Dr S.A. : C'est terrible, mais nous sommes à un tel stade de méconnaissance généralisée sur le sujet que si le médecin évoque l’excision auprès d’une patiente victime, c’est déjà «pas mal». Certains refusent de consulter des patientes et leur disent qu’elles ne sont pas «normales», d’autres font comme si de rien n’était car ils ne savent pas. Dire à une victime qu’elle est excisée est déjà un premier pas, car c’est déjà mettre un mot dessus. Il faudrait mieux former les médecins, surtout au niveau de l’orientation des victimes vers les professionnels adéquats.

L’excision est une violence sexuelle comme une autre et doit être combattue comme telleDr Sarah Abramowicz

Dr Foldès, vous avez inventé il y a plusieurs années une opération de chirurgie réparatrice permettant de reconstituer une partie du clitoris après une excision. En quoi consiste-t-elle ? 

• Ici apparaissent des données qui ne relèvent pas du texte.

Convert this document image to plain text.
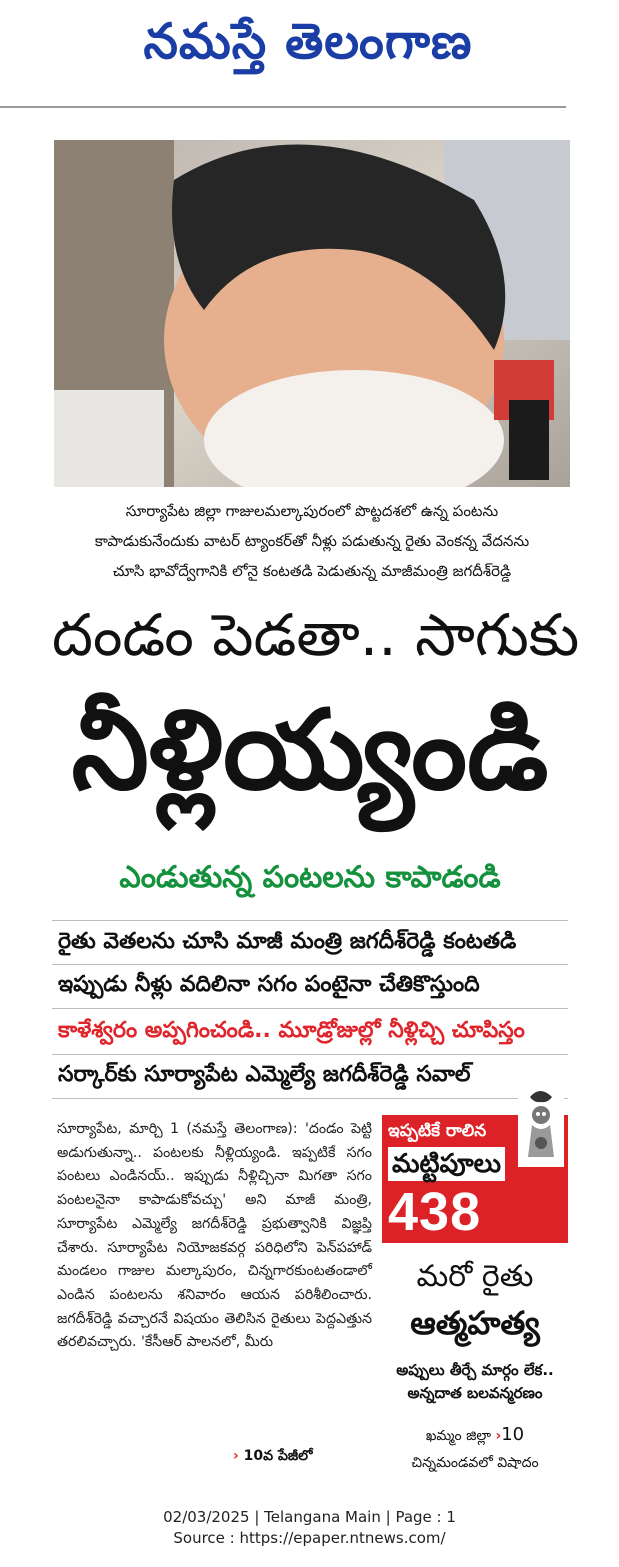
నమస్తే తెలంగాణ

సూర్యాపేట జిల్లా గాజులమల్కాపురంలో పొట్టదశలో ఉన్న పంటను

కాపాడుకునేందుకు వాటర్ ట్యాంకర్‌తో నీళ్లు పడుతున్న రైతు వెంకన్న వేదనను

చూసి భావోద్వేగానికి లోనై కంటతడి పెడుతున్న మాజీమంత్రి జగదీశ్‌రెడ్డి

దండం పెడతా.. సాగుకు
నీళ్లియ్యండి
ఎండుతున్న పంటలను కాపాడండి
రైతు వెతలను చూసి మాజీ మంత్రి జగదీశ్‌రెడ్డి కంటతడి
ఇప్పుడు నీళ్లు వదిలినా సగం పంటైనా చేతికొస్తుంది
కాళేశ్వరం అప్పగించండి.. మూడ్రోజుల్లో నీళ్లిచ్చి చూపిస్తం
సర్కార్‌కు సూర్యాపేట ఎమ్మెల్యే జగదీశ్‌రెడ్డి సవాల్

సూర్యాపేట, మార్చి 1 (నమస్తే తెలంగాణ): 'దండం పెట్టి అడుగుతున్నా.. పంటలకు నీళ్లియ్యండి. ఇప్పటికే సగం పంటలు ఎండినయ్.. ఇప్పుడు నీళ్లిచ్చినా మిగతా సగం పంటలనైనా కాపాడుకోవచ్చు' అని మాజీ మంత్రి, సూర్యాపేట ఎమ్మెల్యే జగదీశ్‌రెడ్డి ప్రభుత్వానికి విజ్ఞప్తి చేశారు. సూర్యాపేట నియోజకవర్గ పరిధిలోని పెన్‌పహాడ్ మండలం గాజుల మల్కాపురం, చిన్నగారకుంటతండాలో ఎండిన పంటలను శనివారం ఆయన పరిశీలించారు. జగదీశ్‌రెడ్డి వచ్చారనే విషయం తెలిసిన రైతులు పెద్దఎత్తున తరలివచ్చారు. 'కేసీఆర్ పాలనలో, మీరు

› 10వ పేజీలో
ఇప్పటికే రాలిన
మట్టిపూలు
438
మరో రైతు
ఆత్మహత్య

అప్పులు తీర్చే మార్గం లేక..

అన్నదాత బలవన్మరణం

ఖమ్మం జిల్లా ›10
చిన్నమండవలో విషాదం

02/03/2025 | Telangana Main | Page : 1

Source : https://epaper.ntnews.com/
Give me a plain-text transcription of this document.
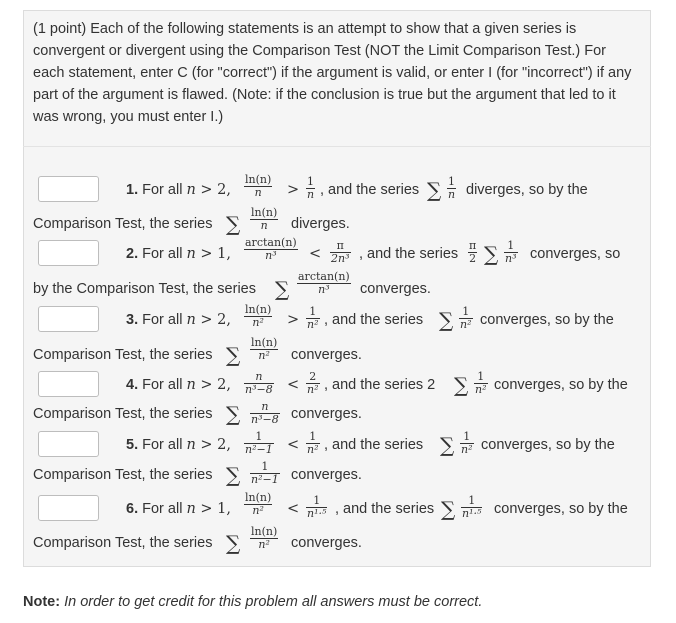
(1 point) Each of the following statements is an attempt to show that a given series is convergent or divergent using the Comparison Test (NOT the Limit Comparison Test.) For each statement, enter C (for "correct") if the argument is valid, or enter I (for "incorrect") if any part of the argument is flawed. (Note: if the conclusion is true but the argument that led to it was wrong, you must enter I.)
1. For all n > 2, $\frac{\ln(n)}{n} > \frac{1}{n}$ , and the series ∑ $\frac{1}{n}$ diverges, so by the
Comparison Test, the series ∑ $\frac{\ln(n)}{n}$ diverges.
2. For all n > 1, $\frac{\arctan(n)}{\text{n³}} < \frac{\pi}{\text{2n³}}$ , and the series $\frac{\pi}{2}$ ∑ $\frac{1}{\text{n³}}$ converges, so
by the Comparison Test, the series ∑ $\frac{\arctan(n)}{\text{n³}}$ converges.
3. For all n > 2, $\frac{\ln(n)}{\text{n²}} > \frac{1}{\text{n²}}$ , and the series ∑ $\frac{1}{\text{n²}}$ converges, so by the
Comparison Test, the series ∑ $\frac{\ln(n)}{\text{n²}}$ converges.
4. For all n > 2, $\frac{n}{\text{n³−8}} < \frac{2}{\text{n²}}$ , and the series 2 ∑ $\frac{1}{\text{n²}}$ converges, so by the
Comparison Test, the series ∑ $\frac{n}{\text{n³−8}}$ converges.
5. For all n > 2, $\frac{1}{\text{n²−1}} < \frac{1}{\text{n²}}$ , and the series ∑ $\frac{1}{\text{n²}}$ converges, so by the
Comparison Test, the series ∑ $\frac{1}{\text{n²−1}}$ converges.
6. For all n > 1, $\frac{\ln(n)}{\text{n²}} < \frac{1}{\text{n¹·⁵}}$ , and the series ∑ $\frac{1}{\text{n¹·⁵}}$ converges, so by the
Comparison Test, the series ∑ $\frac{\ln(n)}{\text{n²}}$ converges.
Note: In order to get credit for this problem all answers must be correct.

Dr P.F. : C’est une opération qui dure trente à quarante-cinq minutes. Dans presque tous les cas, le gland est presque toujours intact mais il faut le retrouver, le débarrasser de ses parties cicatricielles, et le remettre à sa place. Il faut ensuite reconstruire les petites lèvres si cela est possible.

La désinfibulation est-elle aussi simple Dr Abramowicz ?

Dr S.A. : Il faudrait que toutes les sages-femmes puissent le faire lorsqu’il y en a besoin pendant un accouchement, où un gynécologue n’est pas toujours présent. Il est bien plus simple de faire une désinfibulation qu’infliger une épisiotomie.

L'opération de chirurgie réparatrice est-elle une fin en soi pour toutes les victimes ?

Dr S.A : Tout dépend de l'histoire personnelle de la femme ayant subi l'excision. Il y a énormément de paramètres qu'il sont extrêmement longs à lister. Certaines femmes ressentent le besoin d'être opérées, d'autres non. Ce sur quoi nous insistons avec le docteur Pierre Foldes, c'est qu'une prise en charge multidisciplinaire est impérative et indispensable.

Dr P.F : Il faut prendre en charge le syndrôme post-traumatique et les psychologues doivent être formés sur cela. Il y a parfois une discordance entre ce que dit la femme victime d'excision, et certains médecins qui vont parfois jusqu'à nier le traumatisme vécu. Il faut absolument croire les femmes.